The Rise of the ‘Super Weed’ Around the World

Super Weed

By: Rani Molla

“Super weeds” are becoming increasingly common.

Texas cotton growers are petitioning the Environmental Protection Agency to let them use propazine, an alternative herbicide to Monsanto’s glysophate, which is currently used,  to combat a “super weed” that has developed resistance to it. According to the Weed Science Society of America, these herbicide-resistant weeds were first reported in the 1950s — soon after farmers began using the first major synthetic herbicides — and are on the rise.

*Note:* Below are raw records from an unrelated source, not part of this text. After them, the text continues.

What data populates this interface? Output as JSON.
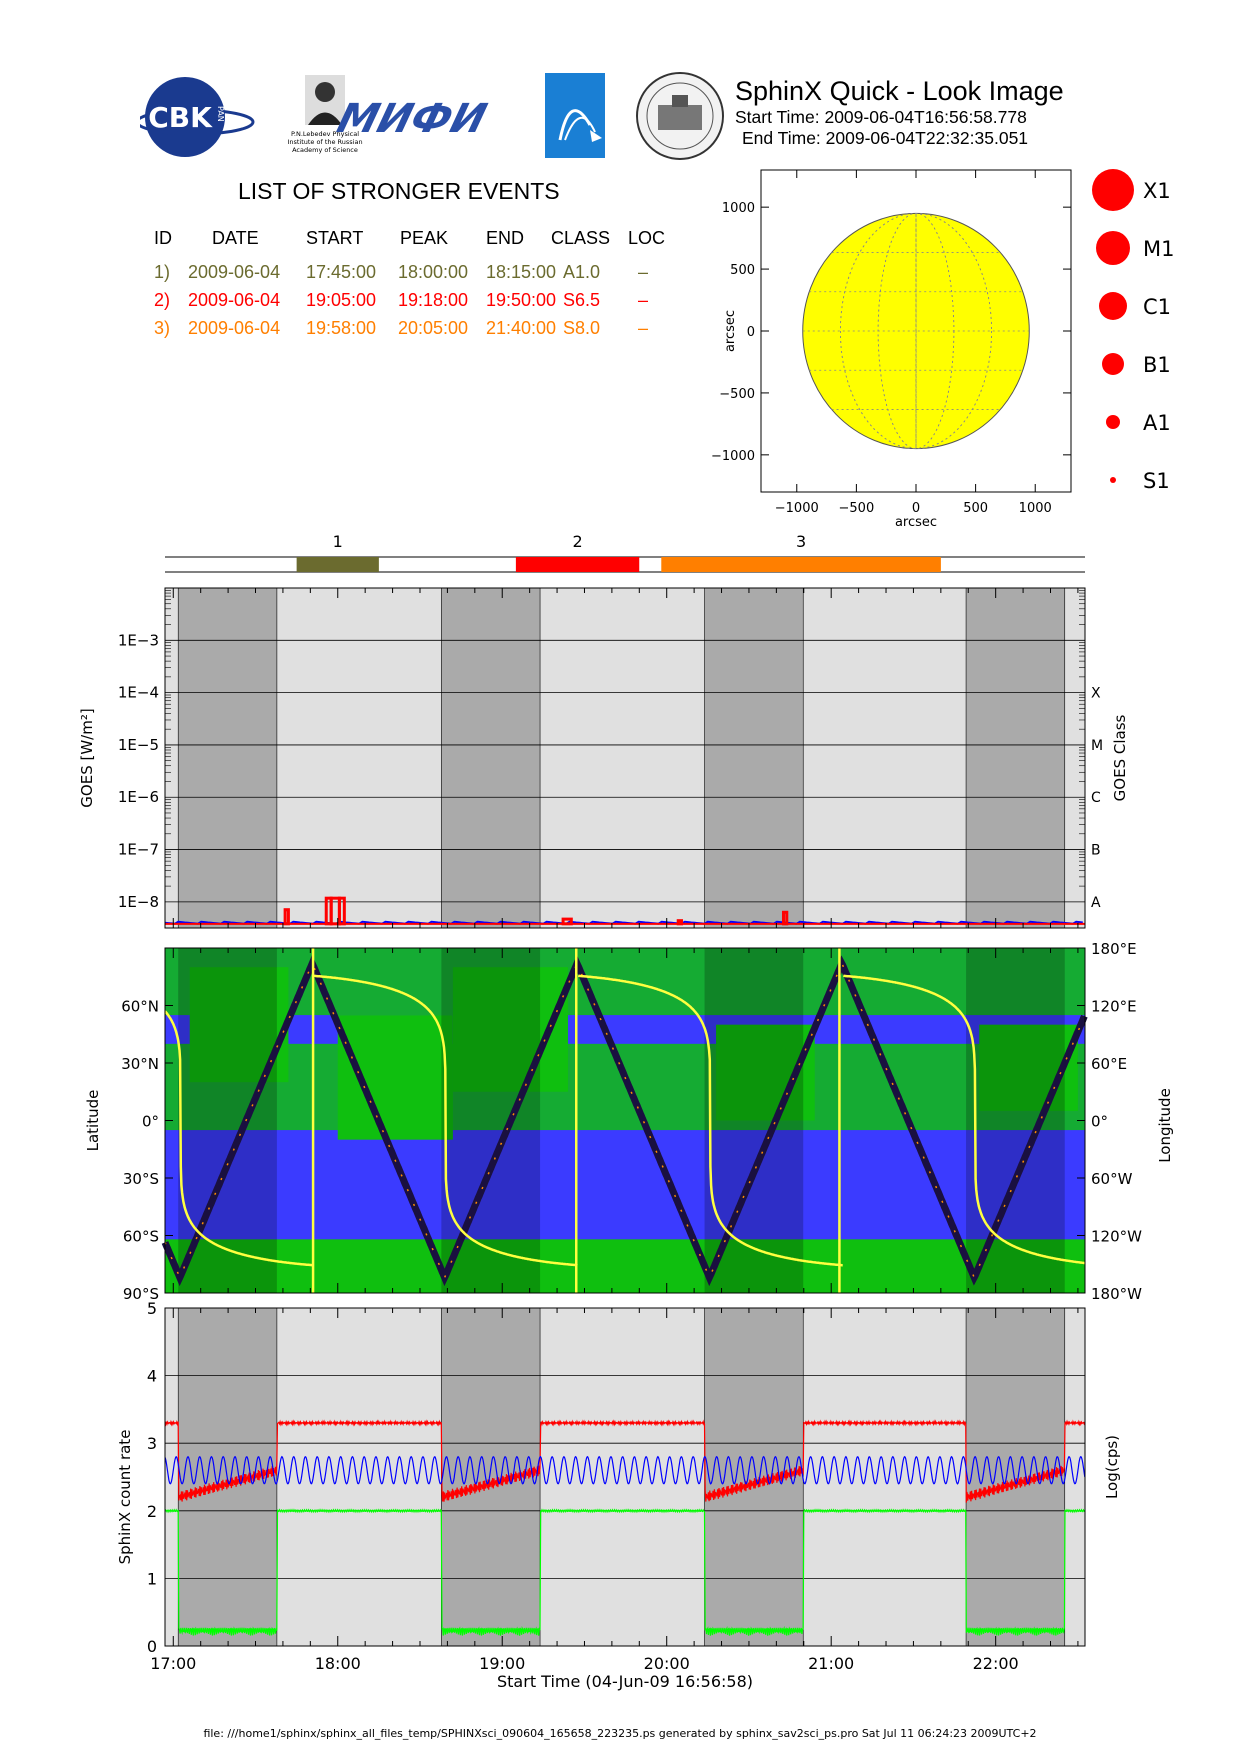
{
  "header": {
    "title": "SphinX Quick - Look Image",
    "start_time": "Start Time: 2009-06-04T16:56:58.778",
    "end_time": "End Time: 2009-06-04T22:32:35.051",
    "logos": {
      "cbk": "CBK",
      "cbk_small": "PAN",
      "lebedev": "P.N.Lebedev Physical Institute of the Russian Academy of Science",
      "lebedev_lines": [
        "P.N.Lebedev Physical",
        "Institute of the Russian",
        "Academy of Science"
      ],
      "mifi": "МИФИ"
    }
  },
  "events": {
    "title": "LIST OF STRONGER EVENTS",
    "columns": [
      "ID",
      "DATE",
      "START",
      "PEAK",
      "END",
      "CLASS",
      "LOC"
    ],
    "rows": [
      {
        "id": "1)",
        "date": "2009-06-04",
        "start": "17:45:00",
        "peak": "18:00:00",
        "end": "18:15:00",
        "class": "A1.0",
        "loc": "–",
        "color": "#6b6b2f"
      },
      {
        "id": "2)",
        "date": "2009-06-04",
        "start": "19:05:00",
        "peak": "19:18:00",
        "end": "19:50:00",
        "class": "S6.5",
        "loc": "–",
        "color": "#ff0000"
      },
      {
        "id": "3)",
        "date": "2009-06-04",
        "start": "19:58:00",
        "peak": "20:05:00",
        "end": "21:40:00",
        "class": "S8.0",
        "loc": "–",
        "color": "#ff7f00"
      }
    ]
  },
  "legend_classes": [
    "X1",
    "M1",
    "C1",
    "B1",
    "A1",
    "S1"
  ],
  "timeline": {
    "start_hour": 16.9497,
    "end_hour": 22.5431,
    "x_ticks": [
      "17:00",
      "18:00",
      "19:00",
      "20:00",
      "21:00",
      "22:00"
    ],
    "x_tick_hours": [
      17,
      18,
      19,
      20,
      21,
      22
    ],
    "xlabel": "Start Time (04-Jun-09 16:56:58)",
    "shadow_intervals": [
      [
        17.03,
        17.63
      ],
      [
        18.63,
        19.23
      ],
      [
        20.23,
        20.83
      ],
      [
        21.82,
        22.42
      ]
    ]
  },
  "chart_data": [
    {
      "type": "scatter",
      "name": "sun-map",
      "xlabel": "arcsec",
      "ylabel": "arcsec",
      "xlim": [
        -1300,
        1300
      ],
      "ylim": [
        -1300,
        1300
      ],
      "x_ticks": [
        -1000,
        -500,
        0,
        500,
        1000
      ],
      "y_ticks": [
        -1000,
        -500,
        0,
        500,
        1000
      ],
      "x_tick_labels": [
        "−1000",
        "−500",
        "0",
        "500",
        "1000"
      ],
      "y_tick_labels": [
        "−1000",
        "−500",
        "0",
        "500",
        "1000"
      ],
      "disk_radius": 950,
      "disk_color": "#ffff00"
    },
    {
      "type": "bar",
      "name": "event-bar",
      "events": [
        {
          "label": "1",
          "start": 17.75,
          "end": 18.25,
          "color": "#6b6b2f"
        },
        {
          "label": "2",
          "start": 19.083,
          "end": 19.833,
          "color": "#ff0000"
        },
        {
          "label": "3",
          "start": 19.967,
          "end": 21.667,
          "color": "#ff7f00"
        }
      ]
    },
    {
      "type": "line",
      "name": "goes-flux",
      "ylabel": "GOES [W/m²]",
      "ylabel_right": "GOES Class",
      "log_ylim": [
        -8.5,
        -2.0
      ],
      "y_tick_labels": [
        "1E−3",
        "1E−4",
        "1E−5",
        "1E−6",
        "1E−7",
        "1E−8"
      ],
      "y_tick_values": [
        -3,
        -4,
        -5,
        -6,
        -7,
        -8
      ],
      "class_labels": [
        "X",
        "M",
        "C",
        "B",
        "A"
      ],
      "class_values": [
        -4,
        -5,
        -6,
        -7,
        -8
      ],
      "red_baseline_log": -8.42,
      "red_spikes": [
        {
          "start": 17.68,
          "end": 17.7,
          "log": -8.15
        },
        {
          "start": 17.93,
          "end": 17.96,
          "log": -7.93
        },
        {
          "start": 17.96,
          "end": 18.01,
          "log": -7.93
        },
        {
          "start": 18.01,
          "end": 18.04,
          "log": -7.93
        },
        {
          "start": 19.37,
          "end": 19.42,
          "log": -8.33
        },
        {
          "start": 20.07,
          "end": 20.09,
          "log": -8.36
        },
        {
          "start": 20.71,
          "end": 20.73,
          "log": -8.2
        }
      ],
      "blue_baseline_log": -8.4
    },
    {
      "type": "line",
      "name": "orbit-map",
      "ylabel": "Latitude",
      "ylabel_right": "Longitude",
      "ylim": [
        -90,
        90
      ],
      "y_tick_labels": [
        "90°S",
        "60°S",
        "30°S",
        "0°",
        "30°N",
        "60°N"
      ],
      "y_tick_values": [
        -90,
        -60,
        -30,
        0,
        30,
        60
      ],
      "right_tick_labels": [
        "180°W",
        "120°W",
        "60°W",
        "0°",
        "60°E",
        "120°E",
        "180°E"
      ],
      "right_tick_values": [
        -180,
        -120,
        -60,
        0,
        60,
        120,
        180
      ],
      "orbit_period_hours": 1.61,
      "latitude_peak": 82,
      "orbit_minimum_hours": [
        17.04,
        18.65,
        20.26,
        21.87
      ],
      "longitude_jumps_hours": [
        17.85,
        19.45,
        21.05
      ],
      "background_colors": {
        "ocean": "#3b3bff",
        "land": "#0fbf0f",
        "shadow_ocean": "#2020c8",
        "shadow_land": "#0a8a0a"
      }
    },
    {
      "type": "line",
      "name": "sphinx-count-rate",
      "ylabel": "SphinX count rate",
      "ylabel_right": "Log(cps)",
      "ylim": [
        0,
        5
      ],
      "y_ticks": [
        0,
        1,
        2,
        3,
        4,
        5
      ],
      "series": [
        {
          "color": "#ff0000",
          "day_level": 3.3,
          "shadow_level": 2.2
        },
        {
          "color": "#0000ff",
          "day_level": 2.6,
          "amplitude": 0.2
        },
        {
          "color": "#00ff00",
          "day_level": 2.0,
          "shadow_level": 0.15
        }
      ]
    }
  ],
  "footer": "file: ///home1/sphinx/sphinx_all_files_temp/SPHINXsci_090604_165658_223235.ps generated by sphinx_sav2sci_ps.pro Sat Jul 11 06:24:23 2009UTC+2"
}
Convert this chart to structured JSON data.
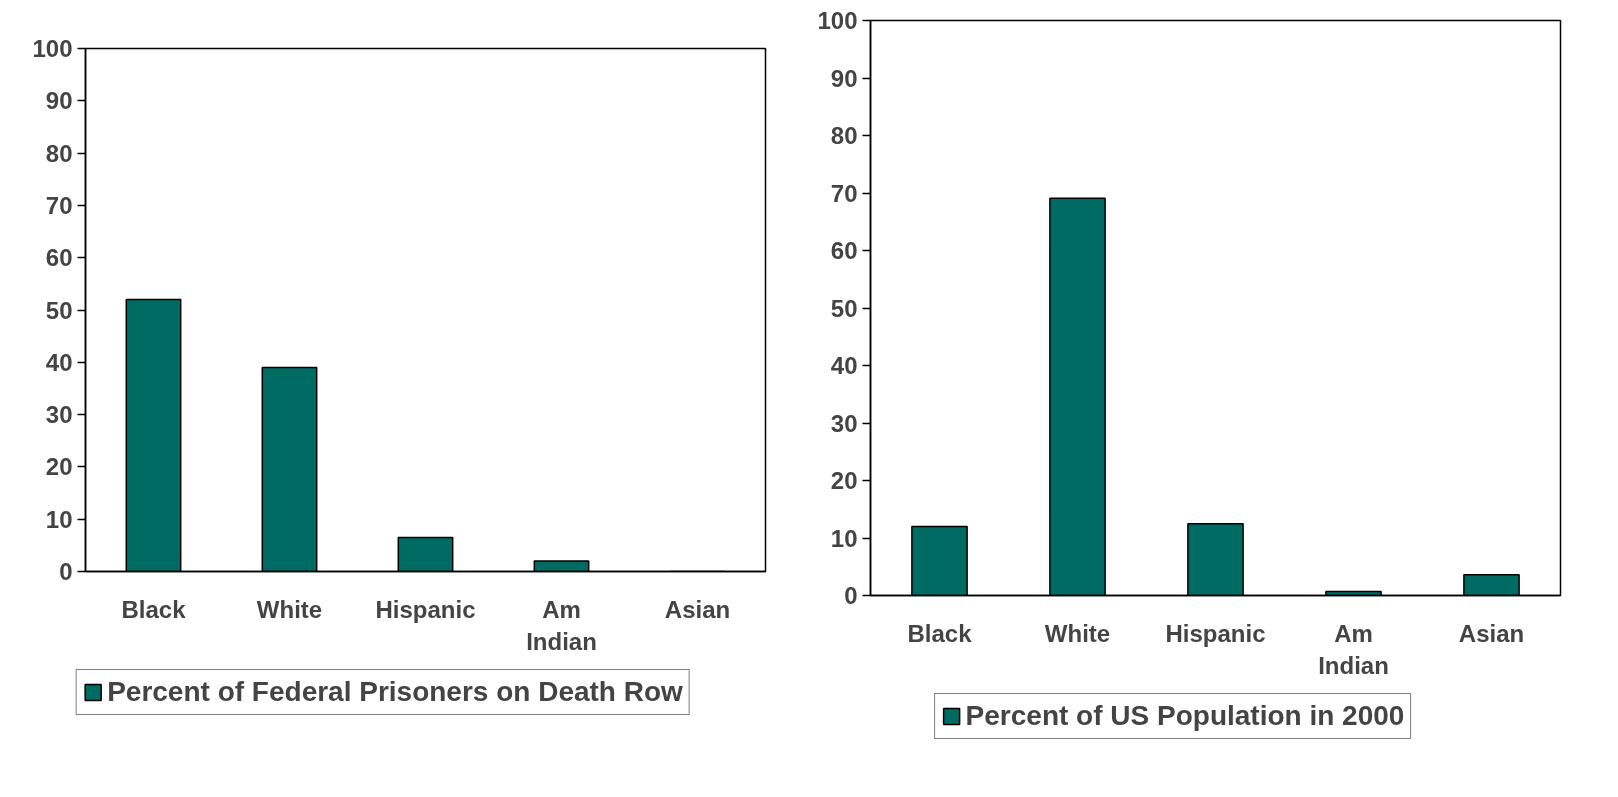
{
  "chart_data": [
    {
      "type": "bar",
      "categories": [
        "Black",
        "White",
        "Hispanic",
        "Am Indian",
        "Asian"
      ],
      "series": [
        {
          "name": "Percent of Federal Prisoners on Death Row",
          "color": "#006b63",
          "values": [
            52,
            39,
            6.5,
            2,
            0
          ]
        }
      ],
      "ylim": [
        0,
        100
      ],
      "yticks": [
        0,
        10,
        20,
        30,
        40,
        50,
        60,
        70,
        80,
        90,
        100
      ],
      "grid": false,
      "legend": "bottom"
    },
    {
      "type": "bar",
      "categories": [
        "Black",
        "White",
        "Hispanic",
        "Am Indian",
        "Asian"
      ],
      "series": [
        {
          "name": "Percent of US Population in 2000",
          "color": "#006b63",
          "values": [
            12,
            69.1,
            12.5,
            0.7,
            3.6
          ]
        }
      ],
      "ylim": [
        0,
        100
      ],
      "yticks": [
        0,
        10,
        20,
        30,
        40,
        50,
        60,
        70,
        80,
        90,
        100
      ],
      "grid": false,
      "legend": "bottom"
    }
  ]
}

It’s a case of typical evolutionary processes: A farmer sprays her field with an herbicide, most of the weeds die, a few that are best adapted for the herbicide will live on and reproduce. After repeated herbicide use, these super weeds can actually come to dominate the weed population. Weeds have evolved to be resistant to herbicide after herbicide, starting with synthetic auxins, then triazines, then ACCase inhibitors, then ALS inhibitors and now glyphosate, the main ingredient in Monsanto’s Roundup, according to Director of the International Survey of Herbicide-Resistant Weeds Ian Heap, who helps run, the central repository for scientifically backed, peer-reviewed herbicide-resistance cases.


The increase in super weeds is troubling for everyone. Farmers worry they’ll lose their crops while environmentalists worry about these various toxic herbicides leaching into groundwater. From the article:

“Pigweed is a really serious problem for farmers,” said Bill Freese, science policy analyst at the Center for Food Safety. “But propazine is not the solution. We need to have farm practices that don’t create resistant weeds in the first place, so we don’t have to resort to toxic herbicides to treat them.”

U.S. farmers have had some success in controlling pigweed using a growing arsenal of herbicides, but Texas’s proposal underscores the challenge farmers face in keeping the weed from strangling their crops.

“Weed resistance is of utmost concern for us,” said Ned Meister, director of regulatory activities for the Texas Farm Bureau. “The purpose of the request is to put another tool in the toolbox for farmers to address weeds that are resistant to other chemicals.”